There was one man – my father’s eldest cousin – who seemed to pass our house of stone more frequently than even those few men who talked. He was not one who simply stared and passed on by. He was prepared, if not to smile, at least to nod at Doe. Each day he came with an empty sled made out of bone and wood and reed. His task was to collect the flint for his family to work and trade. Of all the cousins he was the dullest and the most obliging. ‘Just like a sheep,’ my father said. He was the cousin that my father liked the best. He was the servile, cheerful sort, too soft and brotherly to wonder why the daily job of fetching stone was always his.

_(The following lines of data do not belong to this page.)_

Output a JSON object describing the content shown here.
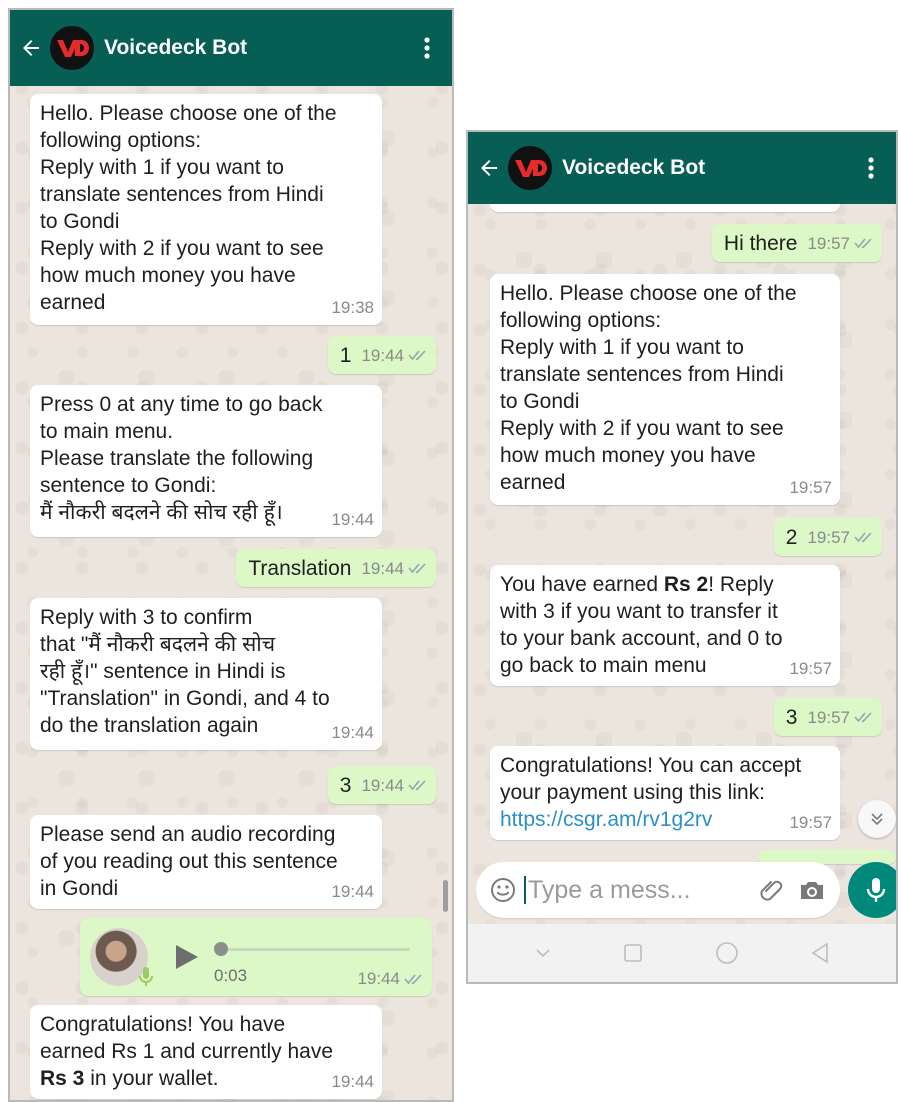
{
  "left": {
    "header": {
      "title": "Voicedeck Bot"
    },
    "messages": [
      {
        "text": "Hello. Please choose one of the\nfollowing options:\nReply with 1 if you want to\ntranslate sentences from Hindi\nto Gondi\nReply with 2 if you want to see\nhow much money you have\nearned",
        "time": "19:38"
      },
      {
        "text": "1",
        "time": "19:44"
      },
      {
        "text": "Press 0 at any time to go back\nto main menu.\nPlease translate the following\nsentence to Gondi:\nमैं नौकरी बदलने की सोच रही हूँ।",
        "time": "19:44"
      },
      {
        "text": "Translation",
        "time": "19:44"
      },
      {
        "text": "Reply with 3 to confirm\nthat \"मैं नौकरी बदलने की सोच\nरही हूँ।\" sentence in Hindi is\n\"Translation\" in Gondi, and 4 to\ndo the translation again",
        "time": "19:44"
      },
      {
        "text": "3",
        "time": "19:44"
      },
      {
        "text": "Please send an audio recording\nof you reading out this sentence\nin Gondi",
        "time": "19:44"
      },
      {
        "duration": "0:03",
        "time": "19:44"
      },
      {
        "text_before": "Congratulations! You have\nearned Rs 1 and currently have\n",
        "bold": "Rs 3",
        "text_after": " in your wallet.",
        "time": "19:44"
      }
    ]
  },
  "right": {
    "header": {
      "title": "Voicedeck Bot"
    },
    "messages": [
      {
        "text": "Hi there",
        "time": "19:57"
      },
      {
        "text": "Hello. Please choose one of the\nfollowing options:\nReply with 1 if you want to\ntranslate sentences from Hindi\nto Gondi\nReply with 2 if you want to see\nhow much money you have\nearned",
        "time": "19:57"
      },
      {
        "text": "2",
        "time": "19:57"
      },
      {
        "text_before": "You have earned ",
        "bold": "Rs 2",
        "text_after": "! Reply\nwith 3 if you want to transfer it\nto your bank account, and 0 to\ngo back to main menu",
        "time": "19:57"
      },
      {
        "text": "3",
        "time": "19:57"
      },
      {
        "text": "Congratulations! You can accept\nyour payment using this link:",
        "link": "https://csgr.am/rv1g2rv",
        "time": "19:57"
      }
    ],
    "input": {
      "placeholder": "Type a mess..."
    }
  },
  "colors": {
    "header": "#075e54",
    "incoming": "#ffffff",
    "outgoing": "#dcf8c6",
    "chat_background": "#ece5dd",
    "read_ticks": "#8fa6b3",
    "mic_button": "#00897b"
  },
  "icons": [
    "back-arrow-icon",
    "voicedeck-logo-icon",
    "more-vert-icon",
    "double-check-icon",
    "play-icon",
    "mic-icon",
    "chevron-down-icon",
    "emoji-icon",
    "attach-icon",
    "camera-icon",
    "nav-back-icon",
    "nav-home-icon",
    "nav-recents-icon",
    "nav-collapse-icon"
  ]
}
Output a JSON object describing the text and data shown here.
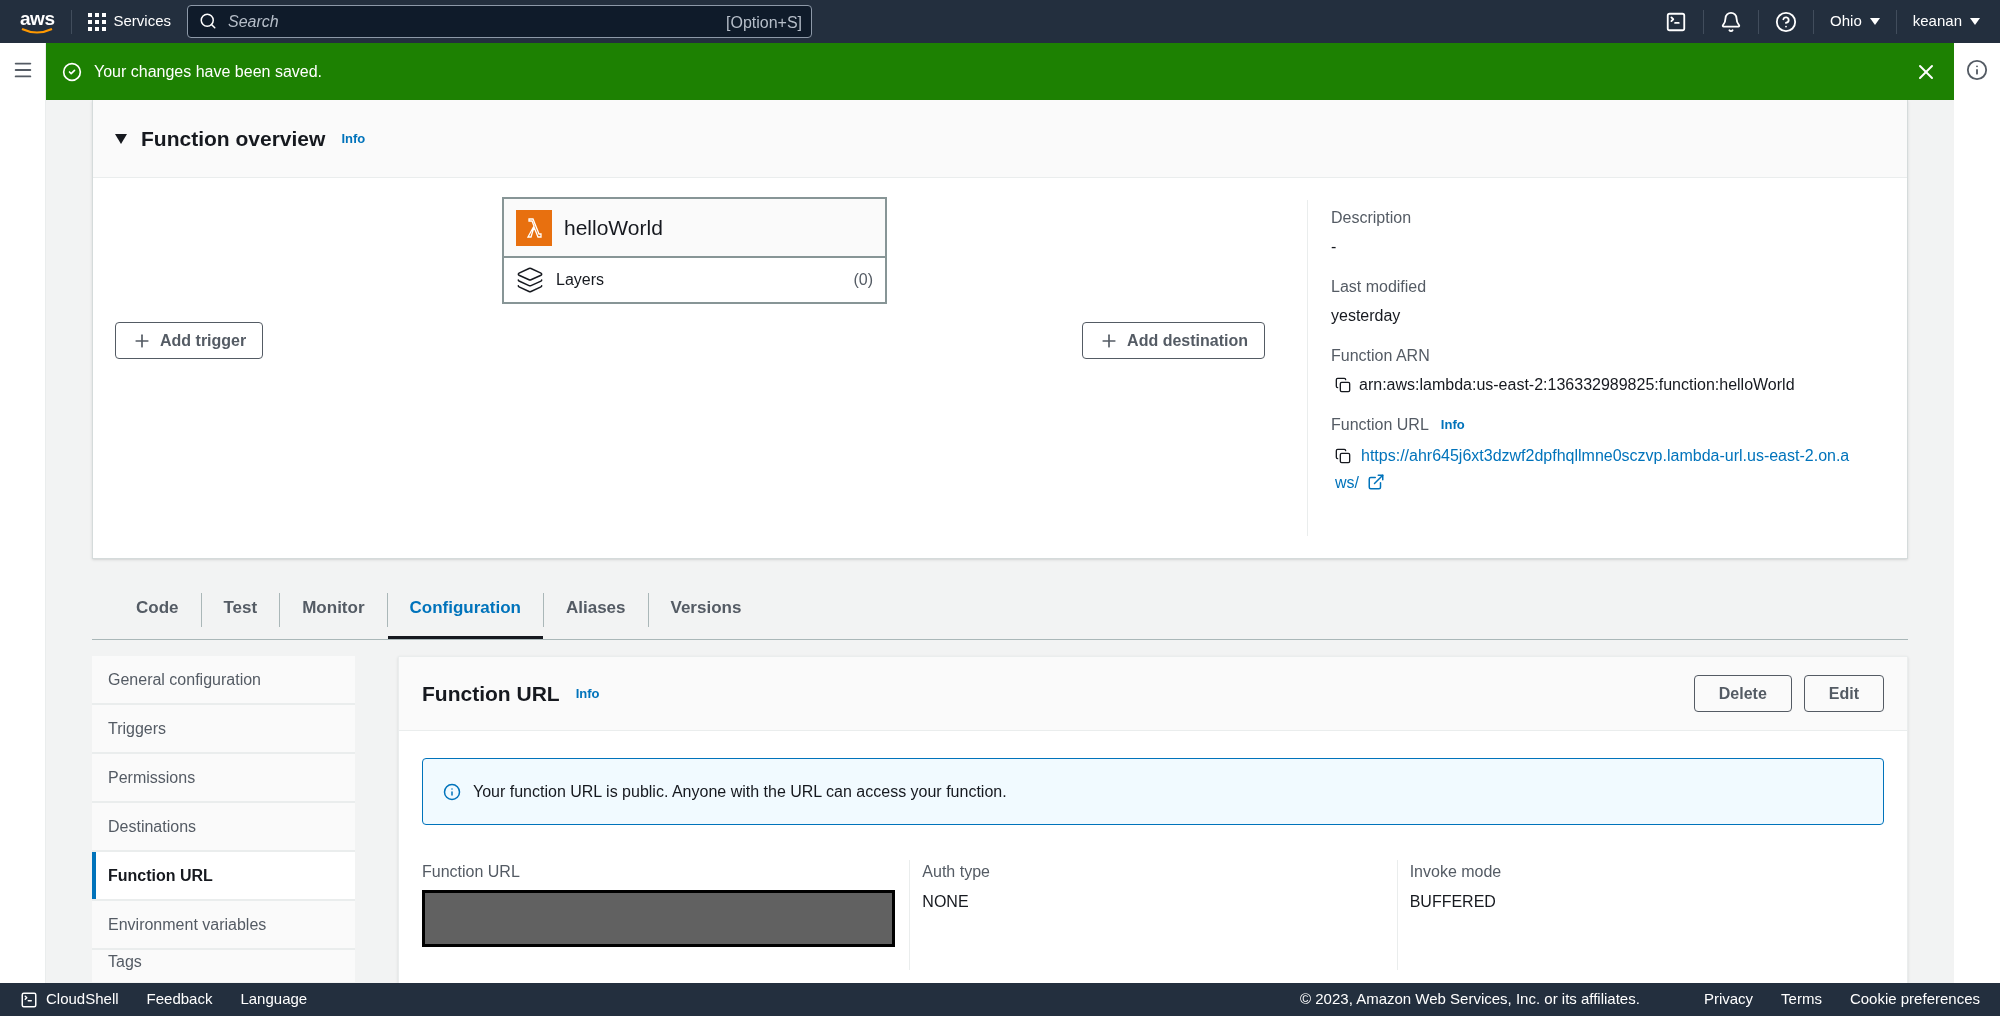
{
  "top_nav": {
    "logo_text": "aws",
    "services_label": "Services",
    "search": {
      "placeholder": "Search",
      "shortcut": "[Option+S]"
    },
    "region": "Ohio",
    "user": "keanan"
  },
  "flash": {
    "kind": "success",
    "message": "Your changes have been saved."
  },
  "overview": {
    "title": "Function overview",
    "info": "Info",
    "expanded": true,
    "function_name": "helloWorld",
    "layers_label": "Layers",
    "layers_count": "(0)",
    "add_trigger": "Add trigger",
    "add_destination": "Add destination",
    "details": [
      {
        "kind": "text",
        "label": "Description",
        "value": "-"
      },
      {
        "kind": "text",
        "label": "Last modified",
        "value": "yesterday"
      },
      {
        "kind": "copy",
        "label": "Function ARN",
        "value": "arn:aws:lambda:us-east-2:136332989825:function:helloWorld"
      },
      {
        "kind": "link",
        "label": "Function URL",
        "info": "Info",
        "value": "https://ahr645j6xt3dzwf2dpfhqllmne0sczvp.lambda-url.us-east-2.on.aws/"
      }
    ]
  },
  "tabs": [
    {
      "label": "Code",
      "selected": false
    },
    {
      "label": "Test",
      "selected": false
    },
    {
      "label": "Monitor",
      "selected": false
    },
    {
      "label": "Configuration",
      "selected": true
    },
    {
      "label": "Aliases",
      "selected": false
    },
    {
      "label": "Versions",
      "selected": false
    }
  ],
  "side_nav": [
    {
      "label": "General configuration",
      "selected": false
    },
    {
      "label": "Triggers",
      "selected": false
    },
    {
      "label": "Permissions",
      "selected": false
    },
    {
      "label": "Destinations",
      "selected": false
    },
    {
      "label": "Function URL",
      "selected": true
    },
    {
      "label": "Environment variables",
      "selected": false
    },
    {
      "label": "Tags",
      "selected": false
    }
  ],
  "function_url_panel": {
    "title": "Function URL",
    "info": "Info",
    "buttons": [
      "Delete",
      "Edit"
    ],
    "alert": {
      "kind": "info",
      "message": "Your function URL is public. Anyone with the URL can access your function."
    },
    "fields": [
      {
        "kind": "redacted",
        "label": "Function URL"
      },
      {
        "kind": "text",
        "label": "Auth type",
        "value": "NONE"
      },
      {
        "kind": "text",
        "label": "Invoke mode",
        "value": "BUFFERED"
      }
    ]
  },
  "footer": {
    "cloudshell": "CloudShell",
    "links_left": [
      "Feedback",
      "Language"
    ],
    "copyright": "© 2023, Amazon Web Services, Inc. or its affiliates.",
    "links_right": [
      "Privacy",
      "Terms",
      "Cookie preferences"
    ]
  }
}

She followed him. Sometimes alone and sometimes with me sitting on her hip, she watched the cousin selecting stones and loading up the sled. She saw he favoured flints with ridges and with tendons. She watched him jettison those stones th
at seemed all chalk, too pale and light in colour and in weight. She noted how he piled the stones onto the sled so that their spurs and pinnacles, their bays and basins interlocked. At last she understood the secret of a wall. And more. She recognized there was no future for her there unless she became a stoney too. In such a place you earned respect through flint. It was the bedrock of their world. Without their stones the villagers would be – like her upon the heath – as helpless as a beetle on its back.
This was my mother’s choice, to be the helpless beetle on its back or else the working beast obliged to gather flint because – remember her initial fears? – some merchant had the force to say, More Stone. She chose More Stone. She simply said to father’s cousin when she next found him sledding flint, ‘Let me do that! Why don’t you let me fetch the flint for you?’ We can imagine how he laughed – or blushed, or walked on by. How could a woman with fir-shaped walls know anything of stone? How could a weatherbeaten chit like her move heavy loads?
She might have had to pester him for days on end with ‘Let me try’ or ‘I’m as strong as any man – just give me half a chance’ or ‘Have a heart. I’ve got a child to feed’ before he paid her any heed. And then what could this shy, obliging cousin do except allow this woman and her child to help him load the sled at least? And then to let her walk with him – taking turns at pulling on the ropes – down into the village, its empty causeways, its eyes and minds engrossed, its workshops beating with the pulse of bone on wood on stone. We have to guess that no one saw them passing by. The cousin would have shrank away in shame if anyone had called out or teased him, later, about the woman at his side.
He must have made her wait outside the house in case his family spotted her. The only way to make her go was payment of some kind, some recompense for those few flints that she had added to his pile. He could not comprehend exactly what the barter was and who owed what to whom, or why. He only understood the obligations of labour and of trade, that picking stones and pulling sled for half a noon was worth – a guess – a basketful of apples? Some grain? Some nuts? An egg or two? He felt as if he had been fooled by her. The kindness had been his. He had not wanted her to help or welcomed extra hands upon the rope. She’d merely slowed him down. Yet now it seemed he was obliged to pay for her intrusion.